Unlike traditional language models like GPT-4o, which mainly process and generate text, LAMs can turn user requests into real actions - whether that's operating software or controlling robots. While the concept isn't entirely new, this is the first model specifically trained to work with Microsoft Office products.
LAMs can understand what users want from various types of input - text, voice, or images - and turn those requests into detailed step-by-step plans. What's more, they can adjust their approach based on what's happening in real-time.
Training an LLM to take action
Building a LAM involves four main steps. First, the model learns to break tasks into logical steps. Then it learns from more advanced AI like GPT-4o to turn those plans into actions. After that, it explores new solutions on its own, even tackling problems that stumped other AI systems. Finally, the system gets fine-tuned through reward-based training.
For their test case, they built a LAM based on Mistral-7B and let it loose in a Word test environment. It completed tasks successfully 71% of the time, significantly outperforming GPT-4o's 63% success rate (without visual information).

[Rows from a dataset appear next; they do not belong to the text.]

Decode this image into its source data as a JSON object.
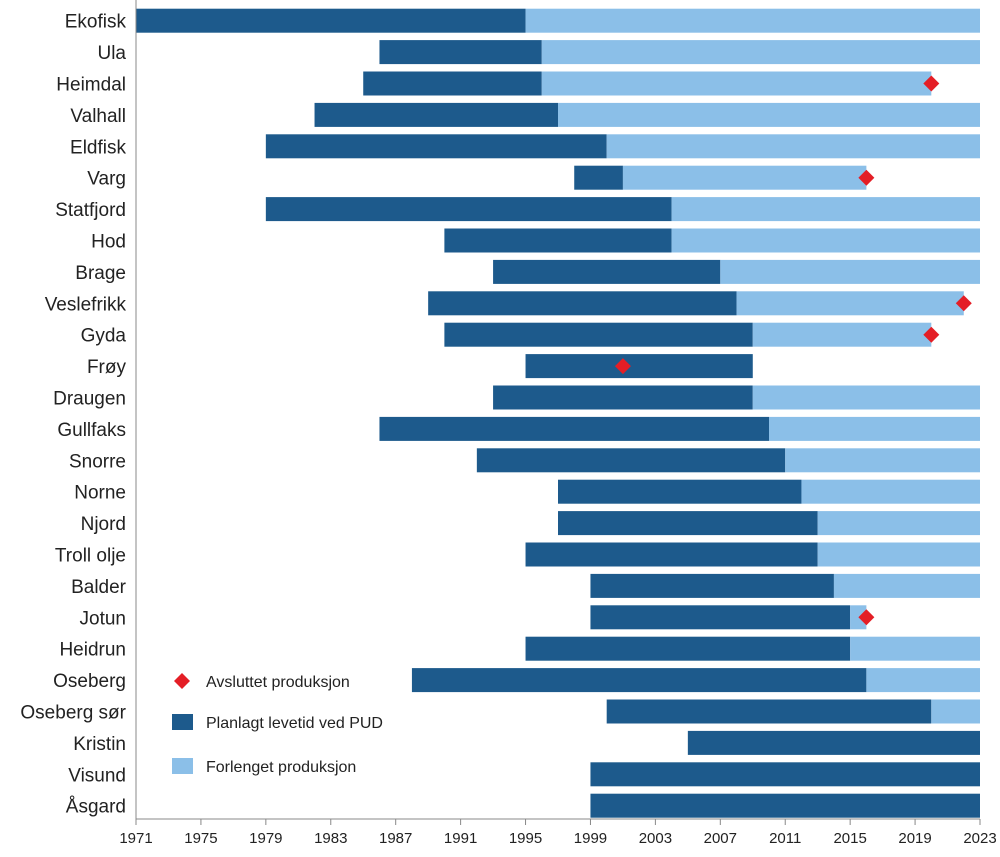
{
  "chart_data": {
    "type": "bar",
    "orientation": "horizontal-timeline",
    "title": "",
    "xlabel": "",
    "ylabel": "",
    "xlim": [
      1971,
      2023
    ],
    "x_ticks": [
      1971,
      1975,
      1979,
      1983,
      1987,
      1991,
      1995,
      1999,
      2003,
      2007,
      2011,
      2015,
      2019,
      2023
    ],
    "grid": false,
    "legend_position": "bottom-left",
    "colors": {
      "planned": "#1d5a8c",
      "extended": "#8bbfe8",
      "ended": "#e41e26"
    },
    "legend": [
      {
        "key": "ended",
        "label": "Avsluttet produksjon",
        "marker": "diamond"
      },
      {
        "key": "planned",
        "label": "Planlagt levetid ved PUD",
        "marker": "bar"
      },
      {
        "key": "extended",
        "label": "Forlenget produksjon",
        "marker": "bar"
      }
    ],
    "categories": [
      "Ekofisk",
      "Ula",
      "Heimdal",
      "Valhall",
      "Eldfisk",
      "Varg",
      "Statfjord",
      "Hod",
      "Brage",
      "Veslefrikk",
      "Gyda",
      "Frøy",
      "Draugen",
      "Gullfaks",
      "Snorre",
      "Norne",
      "Njord",
      "Troll olje",
      "Balder",
      "Jotun",
      "Heidrun",
      "Oseberg",
      "Oseberg sør",
      "Kristin",
      "Visund",
      "Åsgard"
    ],
    "fields": [
      {
        "name": "Ekofisk",
        "start": 1971,
        "planned_end": 1995,
        "extended_end": 2023,
        "ended": null
      },
      {
        "name": "Ula",
        "start": 1986,
        "planned_end": 1996,
        "extended_end": 2023,
        "ended": null
      },
      {
        "name": "Heimdal",
        "start": 1985,
        "planned_end": 1996,
        "extended_end": 2020,
        "ended": 2020
      },
      {
        "name": "Valhall",
        "start": 1982,
        "planned_end": 1997,
        "extended_end": 2023,
        "ended": null
      },
      {
        "name": "Eldfisk",
        "start": 1979,
        "planned_end": 2000,
        "extended_end": 2023,
        "ended": null
      },
      {
        "name": "Varg",
        "start": 1998,
        "planned_end": 2001,
        "extended_end": 2016,
        "ended": 2016
      },
      {
        "name": "Statfjord",
        "start": 1979,
        "planned_end": 2004,
        "extended_end": 2023,
        "ended": null
      },
      {
        "name": "Hod",
        "start": 1990,
        "planned_end": 2004,
        "extended_end": 2023,
        "ended": null
      },
      {
        "name": "Brage",
        "start": 1993,
        "planned_end": 2007,
        "extended_end": 2023,
        "ended": null
      },
      {
        "name": "Veslefrikk",
        "start": 1989,
        "planned_end": 2008,
        "extended_end": 2022,
        "ended": 2022
      },
      {
        "name": "Gyda",
        "start": 1990,
        "planned_end": 2009,
        "extended_end": 2020,
        "ended": 2020
      },
      {
        "name": "Frøy",
        "start": 1995,
        "planned_end": 2009,
        "extended_end": 2009,
        "ended": 2001
      },
      {
        "name": "Draugen",
        "start": 1993,
        "planned_end": 2009,
        "extended_end": 2023,
        "ended": null
      },
      {
        "name": "Gullfaks",
        "start": 1986,
        "planned_end": 2010,
        "extended_end": 2023,
        "ended": null
      },
      {
        "name": "Snorre",
        "start": 1992,
        "planned_end": 2011,
        "extended_end": 2023,
        "ended": null
      },
      {
        "name": "Norne",
        "start": 1997,
        "planned_end": 2012,
        "extended_end": 2023,
        "ended": null
      },
      {
        "name": "Njord",
        "start": 1997,
        "planned_end": 2013,
        "extended_end": 2023,
        "ended": null
      },
      {
        "name": "Troll olje",
        "start": 1995,
        "planned_end": 2013,
        "extended_end": 2023,
        "ended": null
      },
      {
        "name": "Balder",
        "start": 1999,
        "planned_end": 2014,
        "extended_end": 2023,
        "ended": null
      },
      {
        "name": "Jotun",
        "start": 1999,
        "planned_end": 2015,
        "extended_end": 2016,
        "ended": 2016
      },
      {
        "name": "Heidrun",
        "start": 1995,
        "planned_end": 2015,
        "extended_end": 2023,
        "ended": null
      },
      {
        "name": "Oseberg",
        "start": 1988,
        "planned_end": 2016,
        "extended_end": 2023,
        "ended": null
      },
      {
        "name": "Oseberg sør",
        "start": 2000,
        "planned_end": 2020,
        "extended_end": 2023,
        "ended": null
      },
      {
        "name": "Kristin",
        "start": 2005,
        "planned_end": 2023,
        "extended_end": 2023,
        "ended": null
      },
      {
        "name": "Visund",
        "start": 1999,
        "planned_end": 2023,
        "extended_end": 2023,
        "ended": null
      },
      {
        "name": "Åsgard",
        "start": 1999,
        "planned_end": 2023,
        "extended_end": 2023,
        "ended": null
      }
    ]
  }
}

The LAM was also much faster, needing only 30 seconds per task compared to GPT-4o's 86 seconds. However, when GPT-4o got visual information, it was more accurate, with a 75.5% success rate.
Building the training data
The team started with 29,000 task-plan pairs collected from Microsoft documentation, wikiHow articles, and Bing searches. To expand this further, they used GPT-4o to transform simple tasks into more complex ones. A basic task like "Create a drop-down list" evolved into "Create a dependent drop-down list where the first selection filters the options in the second list."
This "data evolving" strategy helped them grow their dataset to 76,000 pairs - a 150% increase. From all these examples, about 2,000 successful action sequences made it into the final training set.
The system still faces several hurdles: there are valid concerns about AI actions going wrong, regulatory questions that need answers, and technical limitations that make it difficult to scale up or adapt to different applications.
Despite these challenges, the researchers believe LAMs represent an important shift in AI development and say these "Large Action Models" mark a significant step toward artificial general intelligence (AGI). Instead of AI systems that just understand and generate text, we might soon have AI assistants that can actively help us complete real-world tasks.